3 Facts other Processors Won’t Tell You
There’s a lot of homework and research involved when deciding on a credit card processing company. And if you’re new to the process (or haven’t looked at your current terms in the years since you first signed up), there’s a lot of information to wade through and a lot of terms to decipher. If all of that wasn’t enough, not all credit card processors are upfront about their business practices – they’re not outright lying (most of the time), but like a lot of businesses, it’s not in their best interest to tell you everything.
But in the already-confusing, often-expensive world of credit cards, what you don’t know can really hurt you, and cost you hundreds or thousands of dollars in fees, lost productivity, and PCI compliance fines.

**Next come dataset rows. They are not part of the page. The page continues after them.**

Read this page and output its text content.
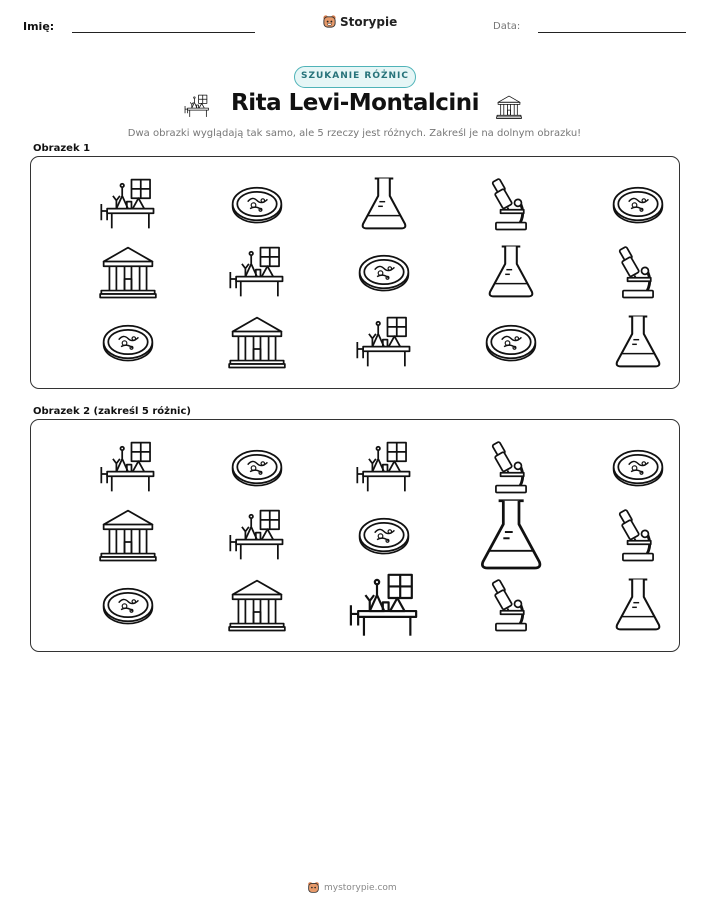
Imię:	Storypie	Data:
SZUKANIE RÓŻNIC
Rita Levi-Montalcini
Dwa obrazki wyglądają tak samo, ale 5 rzeczy jest różnych. Zakreśl je na dolnym obrazku!
Obrazek 1
Obrazek 2 (zakreśl 5 różnic)
mystorypie.com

The more you know going in, the better choices you’ll be able to make and the more money you’ll be able to save. So what is it that other processors won’t tell you?
How much you’re “actually” paying
Even if you had the most forthright, honest credit card processor and were paying flat fees based directly on current rates, your bill at the end of the month would be confusing. Between assessment fees, costs that go to your processor, and the huge array of different interchange fees based on the cards your customers are using (and how you process them), your monthly statement can be very intimidating. This doesn’t even include setup*, maintenance and equipment costs.
Credit card processors know this, and altruistically “simplify” the process for you. Maybe you just see one flat rate for all of your charges, or have a tiered “qualified” plan and see just three. What they’re not telling you, however, is that along with this simplification comes added costs for you. There are dozens of standard interchange rates (which depend on the type of card your customers use, how you process that card, and other factors) – “simplifying” them into one (or three) categories means that while you might pay less for some transactions, you’ll pay much more for most others. You can be sure that this obfuscation doesn’t exist to save YOU money – tiered pricing is a major money maker for many credit card processors.
How can you fight through the confusion and save yourself the most money? Choose a credit card processor that is clear and forthcoming about its fee structure and other costs. Make sure you are fully aware of all the fees, how much each fee is, and when the fee is charged. If you’re still confused, be sure to ask questions about any charges listed on your bill that you may not understand. If you are unable to get a clear answer, keep looking for another provider – any company that makes it difficult for you to see exactly what you’re paying isn’t a company you want to work with.
How data security is handled
Go to any credit card processor’s website, and one of the first things you’ll notice is the focus on security – buzz words like “PCI Compliance”, “Encryption”, and “EMV”, often peppered with exclamation points and bright graphics. They’re not lying about offering these security solutions – all processors must comply to basic standards in order to stay in business. But the buzzwords, graphics and exclamation points, while impressive, don’t give you the whole picture, and many processors want you to believe the bare minimum is good enough.
Just like with your processing fees, it’s important to ask questions about security – whether data is stored locally or remotely, what kinds of encryption is used, and whether they employ tokenization for an added layer of protection. There are many steps between the bare minimum and expert-level, rock-solid security. Learning the basics and asking the right questions will give you a better idea if your processor can keep yours and your customers’ data safe. And again as with your fees, if you don’t like the answers you’re getting, or if your processor isn’t willing to give you the details, it’s time to keep looking.
How much you can save with integration
Credit card processing companies have a lot to sell in in addition to basic credit card services – physical terminals, Point-of-sale systems, and a host of web-based tools that may or may not be helpful to your business. But for the most part, there’s not a lot of integration at work here. Sure, your POS system connects to your terminal, but unless your processor is well ahead of the technological curve, none of these systems hook into your accounting software, ERP system, or back-end office at all. The systems that do, however, will save you a considerable amount of both time and money.
Where do the savings with integration come from? They’re twofold – First and foremost, using an integrated system is a time saver. No more manually entering credit card into two systems or reconciling invoices and payments after-the-fact. Pulling together your systems will save you time in even more ways once you start using it in your day-to-day business operations. In addition to the money saved in person-hours and increased productivity, the true monetary savings from an integrated system comes from decreased credit card processing fees. The same integration that consolidates your workflow also lets you get the lowest rates possible for your credit card transactions.
So why don’t most processors highlight the ease of use and money savings that go along with integration? Very simply, most of them don’t do it well, if it all. Back-end integration with software such as QuickBooks, Sage or Microsoft Dynamics NAV takes both software expertise and industry know-how – it’s much easier for companies to offer credit card processing, and be done with it. If there was something your company didn’t do very well, you’d probably hide the benefits of that service from your customers too.